Принцип легитимизма был политическим приложением (не всегда удачным) гораздо более обширной идеологии — христианского монархизма, который, в свою очередь, можно рассматривать как составную часть европейского консерватизма (кстати, становление консерватизма как системы ценностей в ответ на вызовы революции и относится к концу XVIII — началу XIX вв.). В наше время идея легитимизма не имеет под собой практической почвы ввиду почти повсеместного установления республиканской формы правления и фикции монархии там, где последняя еще осталась. Более того, легитимистские идеи могут использоваться в целях, отличных от ориентиров консервативного переустройства Европы. Не секрет, что нынешние династии давно уже стали орудием в руках транснациональных корпораций. «Фиктивные монархи» — стратегический резерв ТНК на тот случай, когда демократические ценности будут окончательно дискредитированы. Тогда, возможно, в Европе будут восстановлены традиционные формы политического устройства, но они, как и нынешние демократические, станут лишь служить прикрытием для всевластия тех, кто ворочает триллионами в масштабах планеты.

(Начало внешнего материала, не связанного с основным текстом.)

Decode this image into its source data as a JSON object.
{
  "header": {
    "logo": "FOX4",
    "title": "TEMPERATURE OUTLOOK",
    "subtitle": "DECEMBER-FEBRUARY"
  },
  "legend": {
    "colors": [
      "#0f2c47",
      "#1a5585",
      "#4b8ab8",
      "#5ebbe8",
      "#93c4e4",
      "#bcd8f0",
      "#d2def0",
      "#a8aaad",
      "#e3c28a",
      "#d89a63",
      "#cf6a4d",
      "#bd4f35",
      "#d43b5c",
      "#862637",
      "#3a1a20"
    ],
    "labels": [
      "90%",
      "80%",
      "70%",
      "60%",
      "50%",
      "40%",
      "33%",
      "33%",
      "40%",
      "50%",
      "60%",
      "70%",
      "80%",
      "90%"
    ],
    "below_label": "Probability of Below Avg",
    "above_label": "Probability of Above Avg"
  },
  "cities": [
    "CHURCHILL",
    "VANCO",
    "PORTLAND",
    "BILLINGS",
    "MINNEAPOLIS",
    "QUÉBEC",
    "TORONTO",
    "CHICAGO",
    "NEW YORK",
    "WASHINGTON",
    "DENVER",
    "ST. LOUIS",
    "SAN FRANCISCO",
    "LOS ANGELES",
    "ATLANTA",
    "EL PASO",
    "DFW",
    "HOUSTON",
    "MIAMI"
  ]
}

В силу этого не столько дегитимизм или даже монархизм, сколько правая консервативная идеология, взятая в самом широком смысле, являет собой наиболее перспективную основу для исторического примирения Европы и России.
Сейчас мы видим ситуацию, которая только при поверхностном взгляде кажется парадоксальной. Вроде бы, историческая ценность победы в 1945 году разделяется Россией вместе с большей частью Европы. Но Западная Европа, как и столетия назад, охотнее прислушивается к точке зрения более близких ей лимитрофов, чем к нашей. Поэтому она закрывает глаза на то, что русофобия, разжигаемая лимитрофами, носит откровенно оправдательный характер в отношении идеологии и преступлений нацизма. И — самое главное — охотнее всего ведутся на русофобскую истерику лимитрофов левые и либеральные круги Запада, для которых, казалось бы, реабилитация нацистов и их пособников должна была бы быть совершенно неприемлема. Между тем, более спокойную позицию в отношении России — как исторической, так и современной — занимают, как правило, правые, консервативные круги европейских государств.

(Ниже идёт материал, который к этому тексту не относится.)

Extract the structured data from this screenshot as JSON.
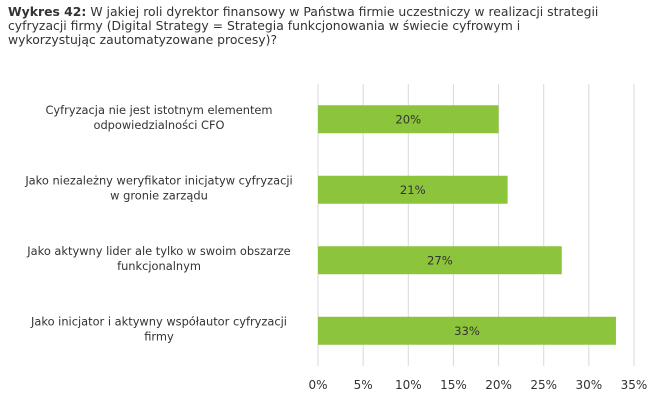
{
  "header": {
    "figure_number": "Wykres 42:",
    "question": "W jakiej roli dyrektor finansowy w Państwa firmie uczestniczy w realizacji strategii cyfryzacji firmy (Digital Strategy = Strategia funkcjonowania w świecie cyfrowym i wykorzystując zautomatyzowane procesy)?"
  },
  "chart_data": {
    "type": "bar",
    "orientation": "horizontal",
    "categories": [
      [
        "Cyfryzacja nie jest istotnym elementem",
        "odpowiedzialności CFO"
      ],
      [
        "Jako niezależny weryfikator inicjatyw cyfryzacji",
        "w gronie zarządu"
      ],
      [
        "Jako aktywny lider ale tylko w swoim obszarze",
        "funkcjonalnym"
      ],
      [
        "Jako inicjator i aktywny współautor cyfryzacji",
        "firmy"
      ]
    ],
    "values": [
      20,
      21,
      27,
      33
    ],
    "data_labels": [
      "20%",
      "21%",
      "27%",
      "33%"
    ],
    "xlim": [
      0,
      35
    ],
    "xticks": [
      0,
      5,
      10,
      15,
      20,
      25,
      30,
      35
    ],
    "xtick_labels": [
      "0%",
      "5%",
      "10%",
      "15%",
      "20%",
      "25%",
      "30%",
      "35%"
    ],
    "bar_color": "#8cc43c",
    "grid": "vertical",
    "legend": "none"
  }
}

Эта ситуация также имеет свои исторические корни в эпохе Священного Союза. Тогда главным источником русофобии являлись демократические, революционные круги, пустившие в оборот ходячее определение России как «жандарма Европы». Прозвище — обидное, но, по сути, именно в этом «европейском охранительстве» и должна заключаться наша современная миссия. В историческом плане Россия должна особенно подчеркивать свою былую роль «европейского жандарма», защитника традиционных ценностей в масштабах Старого Света. В деле формирования позитивного имиджа России за рубежом нам давно пора делать упор именно на эпоху «Священного Союза». Такая идеологическая позиция, обращенная к истории, вызовет понимание в правых кругах Европы, а у русофобствующих лимитрофов выбьет из-под ног опору на антисоветизм при критике России.